Bipartisan Support for Preserving and Enhancing LIHTC in Potential Tax Reform
On August 1, 2017, the Senate Finance Committee held a hearing, “America’s Affordable Housing Crisis: Challenges and Solutions” that focused on proposals to reform and enhance the Low Income Housing Tax Credit (LIHTC), including the “Affordable Housing Credit Improvement Act of 2017” (S.548).
The Committee heard testimony from five witnesses:
- Daniel Garcia-Diaz, U.S. Government Accountability Office (GAO);
- Grant Whitaker, National Council of State Housing Agencies;
- Katherine O’Regan, New York University Furman Center For Real Estate and Urban Policy;
- Kirk McClure, School Of Public Policy and Administration, University of Kansas; and
- Granger MacDonald, National Association of Home Builders.

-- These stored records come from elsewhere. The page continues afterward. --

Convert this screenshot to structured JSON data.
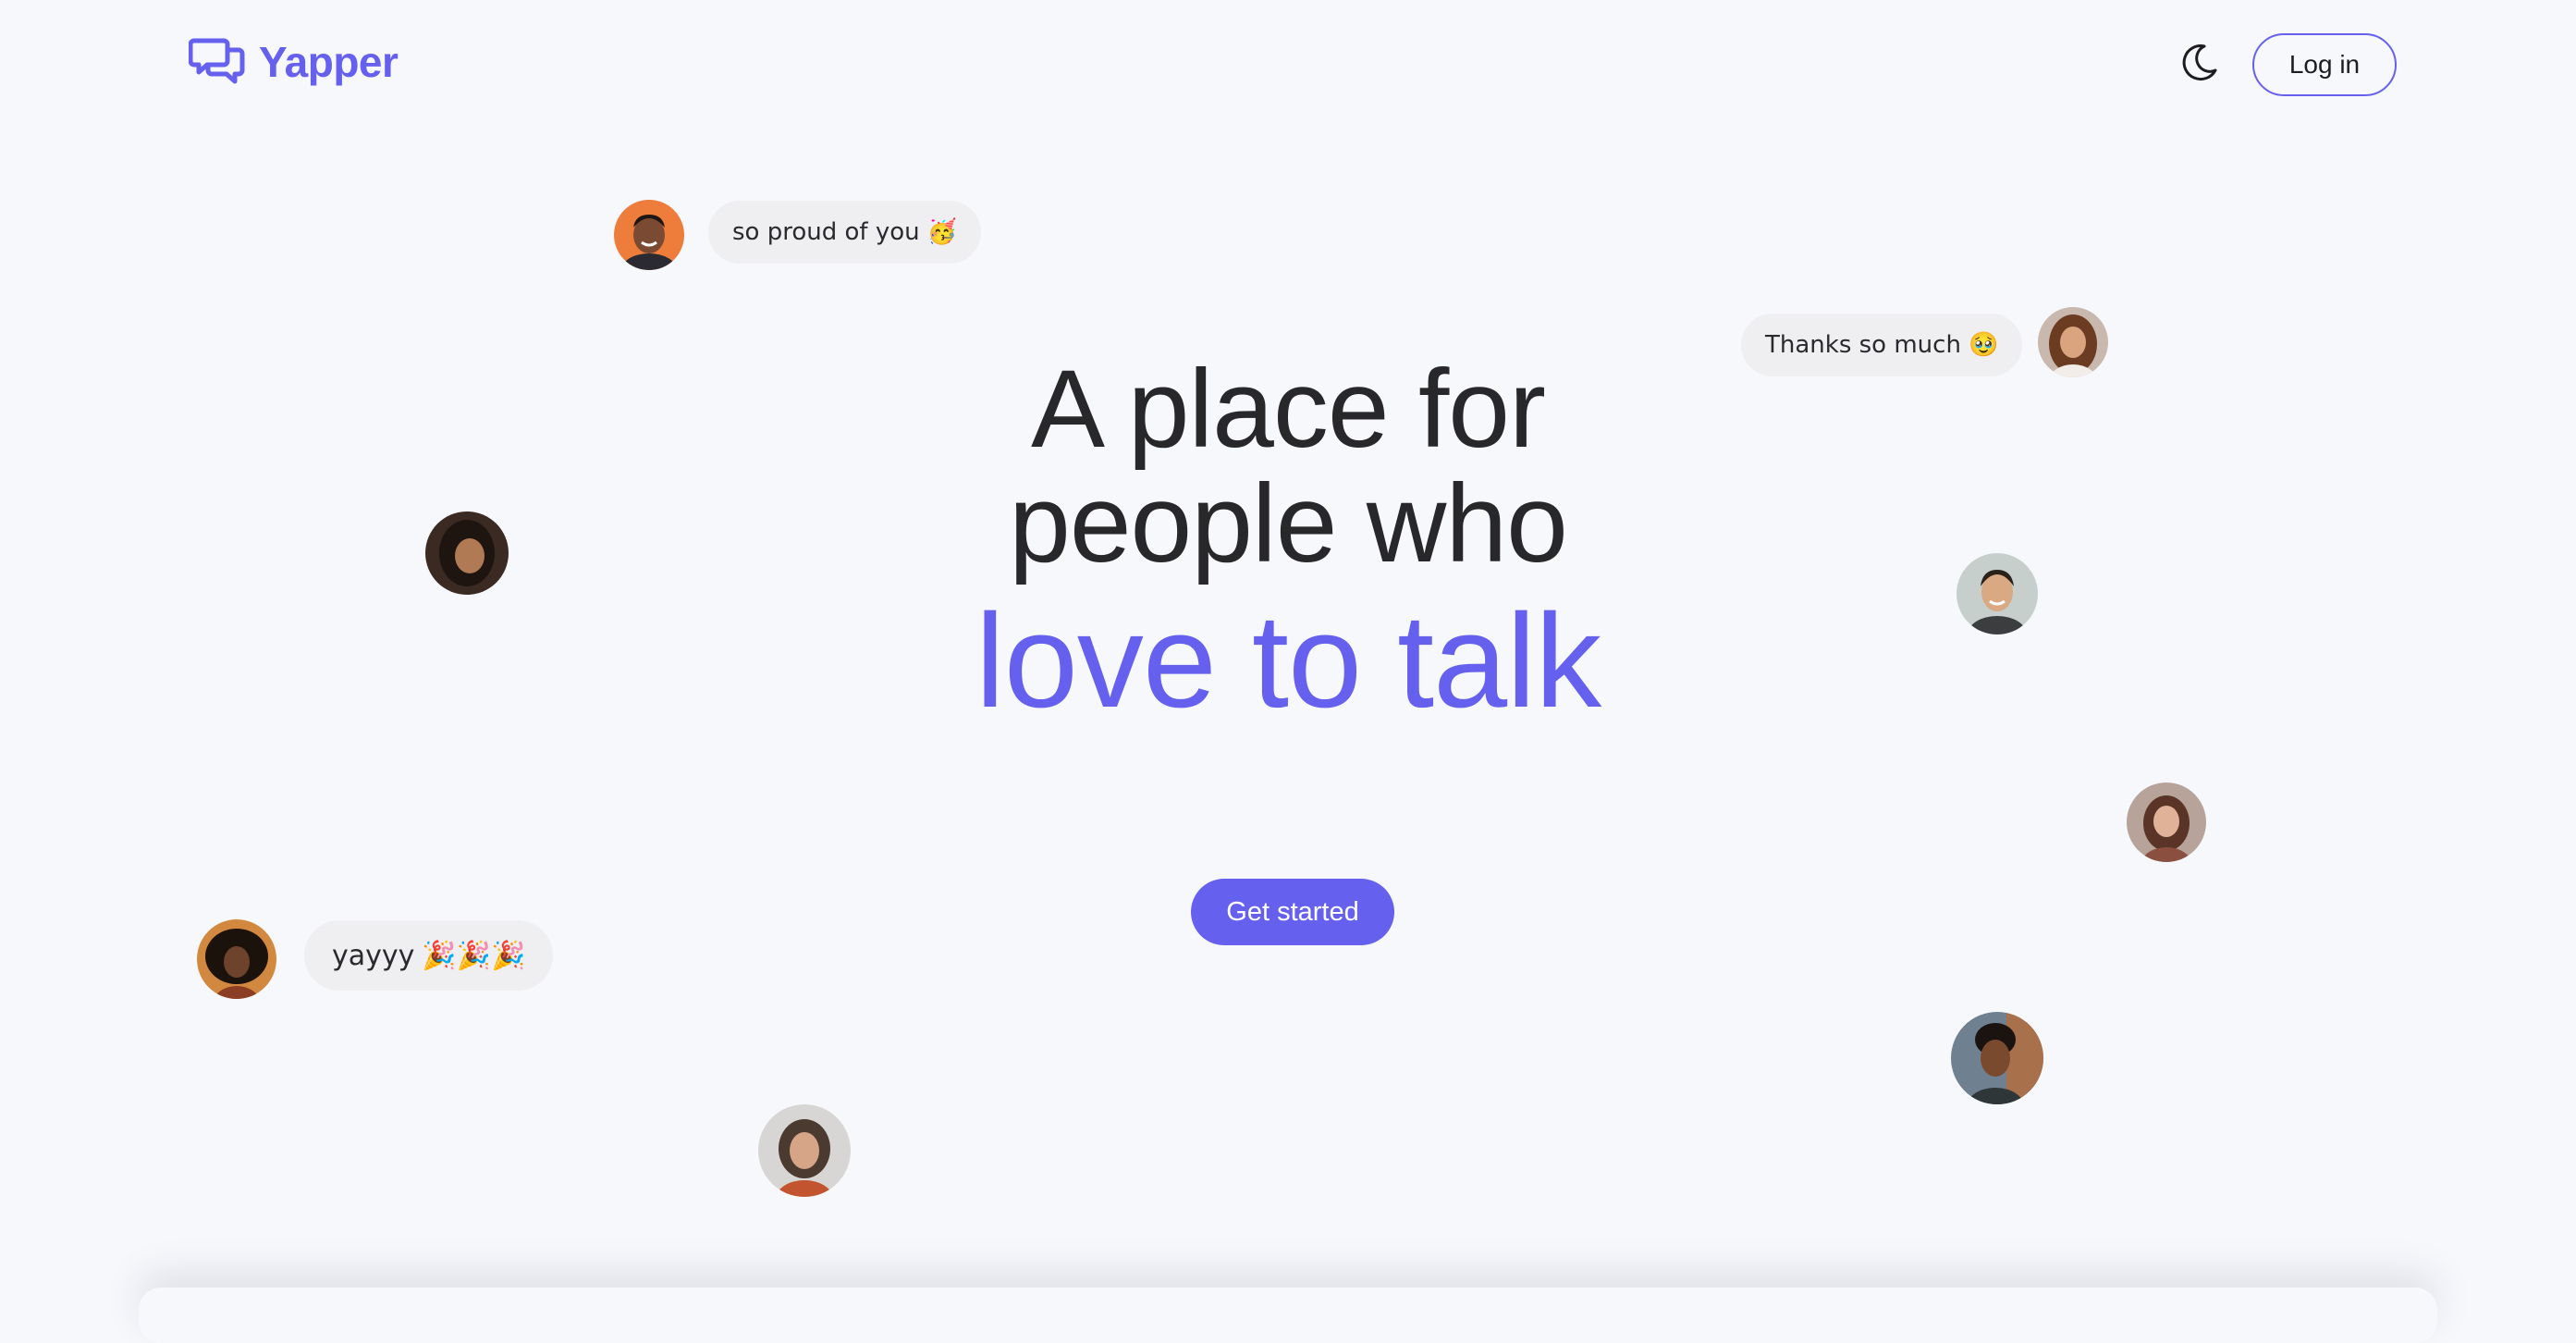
{
  "header": {
    "brand": "Yapper",
    "logo_icon": "chat-bubbles-icon",
    "theme_icon": "moon-icon",
    "login_label": "Log in"
  },
  "hero": {
    "line1": "A place for",
    "line2": "people who",
    "accent": "love to talk",
    "cta_label": "Get started"
  },
  "bubbles": [
    {
      "text": "so proud of you",
      "emoji": "🥳"
    },
    {
      "text": "Thanks so much",
      "emoji": "🥹"
    },
    {
      "text": "yayyy",
      "emoji": "🎉🎉🎉"
    }
  ],
  "colors": {
    "accent": "#6561ee",
    "background": "#f7f8fc",
    "text": "#28282b",
    "bubble": "#efeff2"
  }
}
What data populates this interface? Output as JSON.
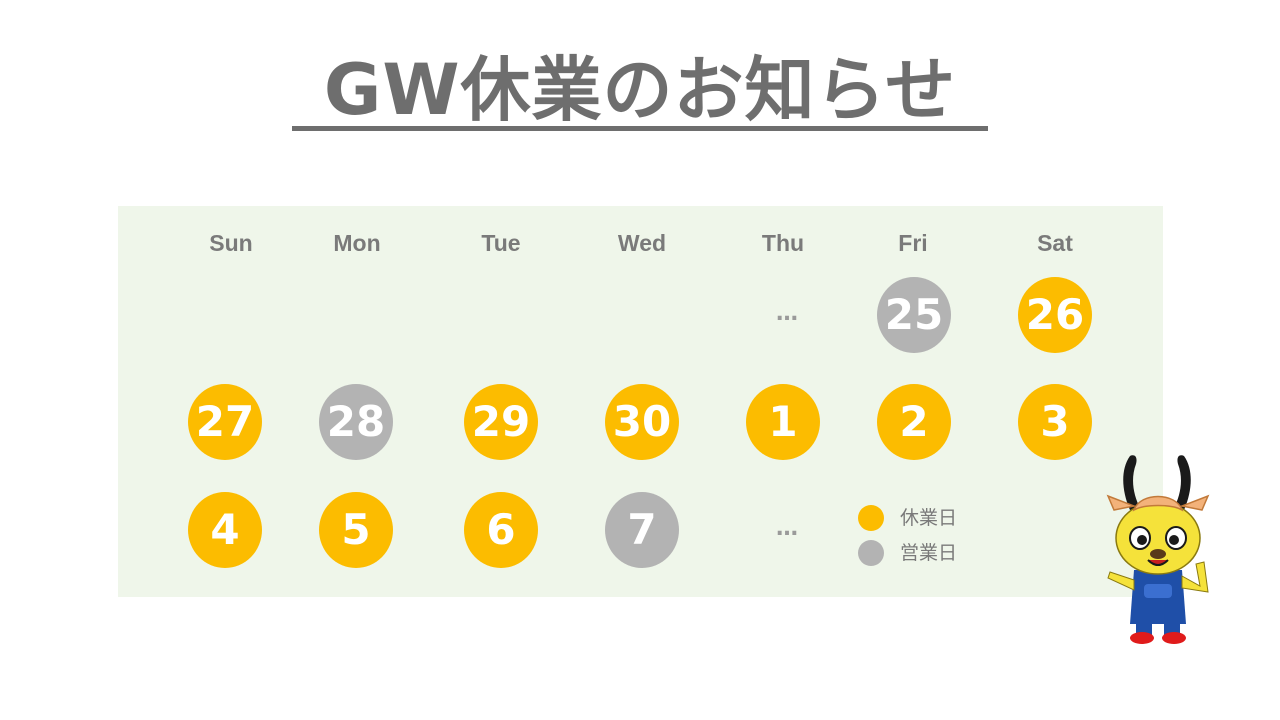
{
  "title": "GW休業のお知らせ",
  "weekdays": [
    "Sun",
    "Mon",
    "Tue",
    "Wed",
    "Thu",
    "Fri",
    "Sat"
  ],
  "ellipsis": "…",
  "colors": {
    "closed": "#fcbc00",
    "open": "#b3b3b3",
    "title": "#6e6e6e",
    "panel": "#eff6ea"
  },
  "weeks": [
    {
      "ellipsis_col": 4,
      "days": [
        {
          "col": 5,
          "label": "25",
          "status": "open"
        },
        {
          "col": 6,
          "label": "26",
          "status": "closed"
        }
      ]
    },
    {
      "days": [
        {
          "col": 0,
          "label": "27",
          "status": "closed"
        },
        {
          "col": 1,
          "label": "28",
          "status": "open"
        },
        {
          "col": 2,
          "label": "29",
          "status": "closed"
        },
        {
          "col": 3,
          "label": "30",
          "status": "closed"
        },
        {
          "col": 4,
          "label": "1",
          "status": "closed"
        },
        {
          "col": 5,
          "label": "2",
          "status": "closed"
        },
        {
          "col": 6,
          "label": "3",
          "status": "closed"
        }
      ]
    },
    {
      "ellipsis_col": 4,
      "days": [
        {
          "col": 0,
          "label": "4",
          "status": "closed"
        },
        {
          "col": 1,
          "label": "5",
          "status": "closed"
        },
        {
          "col": 2,
          "label": "6",
          "status": "closed"
        },
        {
          "col": 3,
          "label": "7",
          "status": "open"
        }
      ]
    }
  ],
  "legend": [
    {
      "label": "休業日",
      "status": "closed"
    },
    {
      "label": "営業日",
      "status": "open"
    }
  ],
  "mascot": {
    "icon": "antelope-mascot-icon"
  }
}
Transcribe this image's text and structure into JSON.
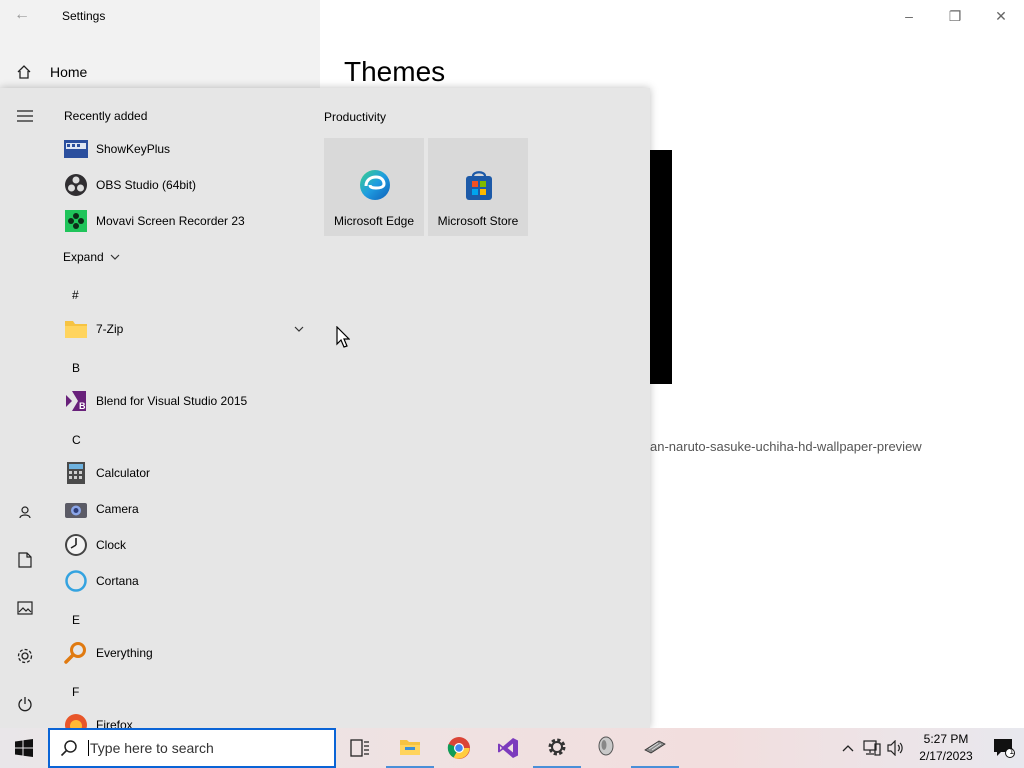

Committee members expressed their strong bipartisan support for preserving and enhancing LIHTC in any potential tax reform legislation, citing the importance of the tool in the context of America’s housing affordability crisis.
“There seem to remain many households facing cost burdens associated with renting, with perhaps as much as 26 percent of renter households having paid more than half of their incomes in rent in 2015,” Mr. Hatch said.
“This is a problem that should be ready for a bipartisan solution.” Senator Maria Cantwell (D-WA), who introduced S.548, urged action by Congress. “If we do nothing, the crisis will be exacerbated,” she said.
Members and witnesses also discussed several opportunities to improve LIHTC through reforms that help the program produce and preserve units more deeply targeted to people with extremely low incomes, reduce barriers to affordable housing development in high-cost “high opportunity” neighborhoods, and enhance federal oversight.
As Dr. McClure noted, the LIHTC program would make even greater impact if it could produce more units affordable to households with extremely low incomes, whose needs are the greatest. S.548 makes improvements to LIHTC to achieve that.
S.548 and companion legislation in the House could advance either on their own or as part of tax reform legislation in the 115th Congress.
Voicing his support for the program and S.548, Senator Sherrod Brown (D-OH) suggested it should be advanced with or without progress on tax reform. “LIHTC is critical,” he said. “It should be protected and expanded whether tax reform occurs in a bipartisan way or proceeds as a Republican fantasy.”